代わりに
「パソコンのピンクの付箋。」
そう呟いて
「私だってわかったんですか。」
話を新たに切り出した。
「…そうだね。」
「ちょっとだけ、来てくださらないかと。」
「どうして?」
私は俯く。
「怒って…らしてるのかなって。」
「怒ってはないよ。ただ…」
「ただ?」
「…いや、何でもない。」
速水さんはコーヒーを飲んだ。
ただ…、何だろう?
私も彼と同じことをする。
「最近、もしかして残業してる?」
速水さんが首を傾げる。
「あ、はい。ちょっとここのところ…。」
「無理すんな、帰りも危ないし寒いし風邪ひくぞ。」
私は頷いた。
「…っていっても市田は残業するんだろうけど。」
笑う速水さんにつられて私も微笑む。
本当に安心できる笑顔をする人だ…。
「速水さんは優しいですね。」
「…意地悪じゃなかった?」
一緒に仕事をしたとき、そう言っちゃったんだっけ。
彼にからかわれてばっかりだったから。
「あの時はそう思ってました。
でも、誤魔化しているだけなんですよね?」
彼は私の方を見なくなる。
「だいぶ前私のデスクに置いてあったコーヒー缶。
速水さん…でしょう?」
「ファイルの中にあった薄黄色の付箋も。

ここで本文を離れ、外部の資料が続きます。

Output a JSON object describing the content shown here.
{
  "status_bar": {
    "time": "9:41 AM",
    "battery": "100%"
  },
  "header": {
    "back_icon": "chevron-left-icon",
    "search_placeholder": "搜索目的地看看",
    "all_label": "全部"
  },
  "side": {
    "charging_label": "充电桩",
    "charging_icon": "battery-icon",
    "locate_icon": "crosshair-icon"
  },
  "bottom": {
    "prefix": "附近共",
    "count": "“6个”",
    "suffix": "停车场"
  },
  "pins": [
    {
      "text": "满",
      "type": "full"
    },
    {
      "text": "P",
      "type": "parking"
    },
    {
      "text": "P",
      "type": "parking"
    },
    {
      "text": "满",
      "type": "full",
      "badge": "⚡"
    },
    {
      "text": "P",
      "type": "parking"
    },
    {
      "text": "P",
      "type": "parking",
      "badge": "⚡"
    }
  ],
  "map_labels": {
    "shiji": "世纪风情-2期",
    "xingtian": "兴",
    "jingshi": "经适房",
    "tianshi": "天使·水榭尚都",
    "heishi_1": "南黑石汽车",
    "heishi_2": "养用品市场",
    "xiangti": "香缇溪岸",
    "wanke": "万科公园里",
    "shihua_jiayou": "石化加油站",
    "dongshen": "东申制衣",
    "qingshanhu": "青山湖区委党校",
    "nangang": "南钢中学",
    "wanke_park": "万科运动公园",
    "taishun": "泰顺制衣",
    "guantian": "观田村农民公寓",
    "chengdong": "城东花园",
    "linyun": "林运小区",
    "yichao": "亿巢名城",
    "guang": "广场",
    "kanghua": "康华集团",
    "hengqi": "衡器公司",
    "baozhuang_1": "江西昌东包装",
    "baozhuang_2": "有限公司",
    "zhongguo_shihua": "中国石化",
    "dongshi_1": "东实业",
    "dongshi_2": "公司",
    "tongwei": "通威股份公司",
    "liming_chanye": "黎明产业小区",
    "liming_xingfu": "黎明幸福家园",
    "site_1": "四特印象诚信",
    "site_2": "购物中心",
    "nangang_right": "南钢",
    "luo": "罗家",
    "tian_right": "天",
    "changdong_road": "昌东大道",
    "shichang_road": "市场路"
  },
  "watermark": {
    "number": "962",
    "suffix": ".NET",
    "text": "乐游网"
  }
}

」
「違うよ。」
誤魔化すように笑う彼に私はふるふると首を振った。
だけど彼は
「ファイルは落ちてたから拾っただけ。
コーヒー缶は長嶋だよ、俺なわけないだろ。」
と言って、私が予想した通り私を相手にしない。
「私、知ってます。
速水さんがどんな字、書くのか。
一緒に仕事させていただいたとき、書かれてた文字見えたから。」
珍しく私は強気で食ってかかった。
でも、彼はムキになっている私の気持ちを無視して、また話を逸らす。